Bana yazı yazarak düşüncelerini paylaşan bir tiyatro
öğrencisine gönderdiğim mektup. Kimliği ortaya çıkmasın diye bazı yerleri
kapattım.
...............
Aramızdaki yazışmaya neden olan “twit”iniz “...........................”. “Tanımadığınızı söylediğiniz” birine
yönelttiğiniz eleştiri aslında eleştirilmesi gereken durumu ortaya koyuyor. .............................................
Sizi araştırdığımda tiyatro eğitimi aldığınızı anladım. Tiyatro eğitimi alan
biri, tiyatronun en önemli ögesi olan “hitabet sanatı” konusunda bu kadar
özensiz; dil konusunda “ikna etmekten”
bu kadar uzak olabilir mi diye düşündüm. .............................................................
Bana yazdığınız cevaba bakınca siz benim sorumu da
unutmuşsunuz. .....................................
Size bu cevabı yazabilmek için aramızda geçen “twit”
yazışmalarını, benim yazdığım ”twit”leri, o “twit”leri yazmama neden olan
“twit”leri bir araya getirdim; size nasıl hitap etmem gerektiğini düşündüm;
cevabınızın neresine cevap yazmam gerektiğini; meselenin aslından uzaklaşmadan
esasa yönelik tartışmayı nasıl sürdüreceğimi gözden geçirdim; bana cevap verirseniz, olasılıkları aklımdan
geçirdim(yâni hayâli cevabınıza hayâli cevap hazırladım); yazdığım cevabı
tamamladıktan sonra size göndermeden üstünde bir gece uyudum. Tekrar okudum,
hem imlâ hem de fikirsel bazda düzelttim.
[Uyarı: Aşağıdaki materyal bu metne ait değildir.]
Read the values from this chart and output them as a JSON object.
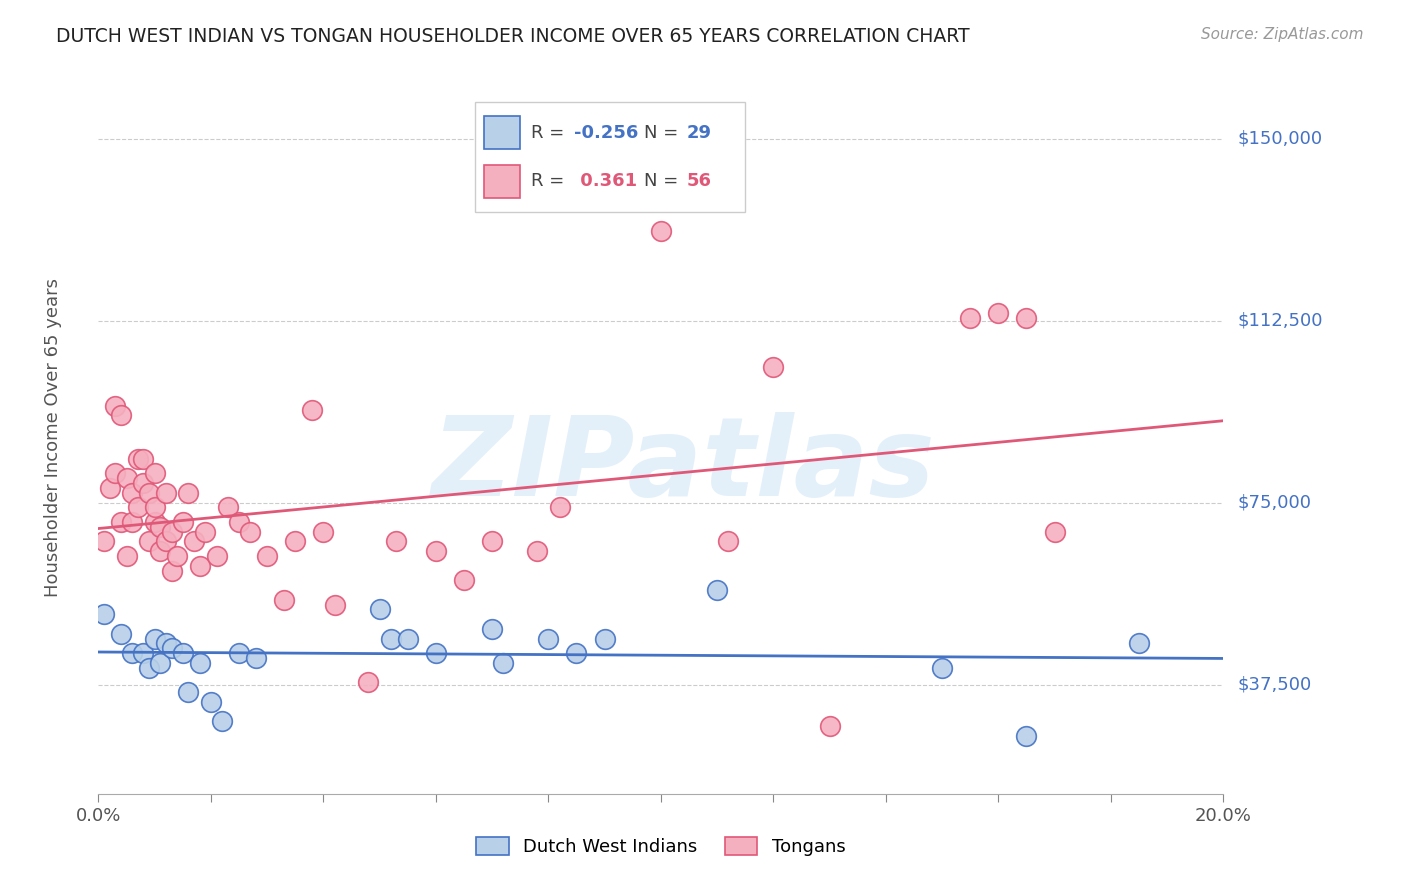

Bütün bunları size ...................... doğru bir
cevap yazma titizliğimden kaynaklandı. Tiyatro yazılarımı da size anlattığım bu
düzen içinde yazmaya gayret ediyorum.
Öte yandan ummuyordum ama cevap yazarsanız, yazmanın,
düşüncelerinizi toparlamak için bir fırsat olacağını da düşündüm. Zira yazma
konuşmadan farklıdır. İnsan yazarken daha iyi düşünür. Oysa sizin cevabınızda
bu etkiyi de göremedim. Akla geldiği gibi yazılmış satırlar. Bir öz eleştiriden
geçmemiş, muhtemelen yeniden okunmamış vb.
“Sözler uçar ama yazı kalır.” Yarın bir gün karşınıza çıkar, unutmayın.
.................... bana doğru gelmeyen yazınızın içeriğine gireyim (yani benim şu düşünceme): y........................... “Bazı tiyatrocuların futbol fanatizmi karşısında şu
soruyu sormak zorundayım: Oyunlarınızı da bu kafayla mı yapıyorsunuz?”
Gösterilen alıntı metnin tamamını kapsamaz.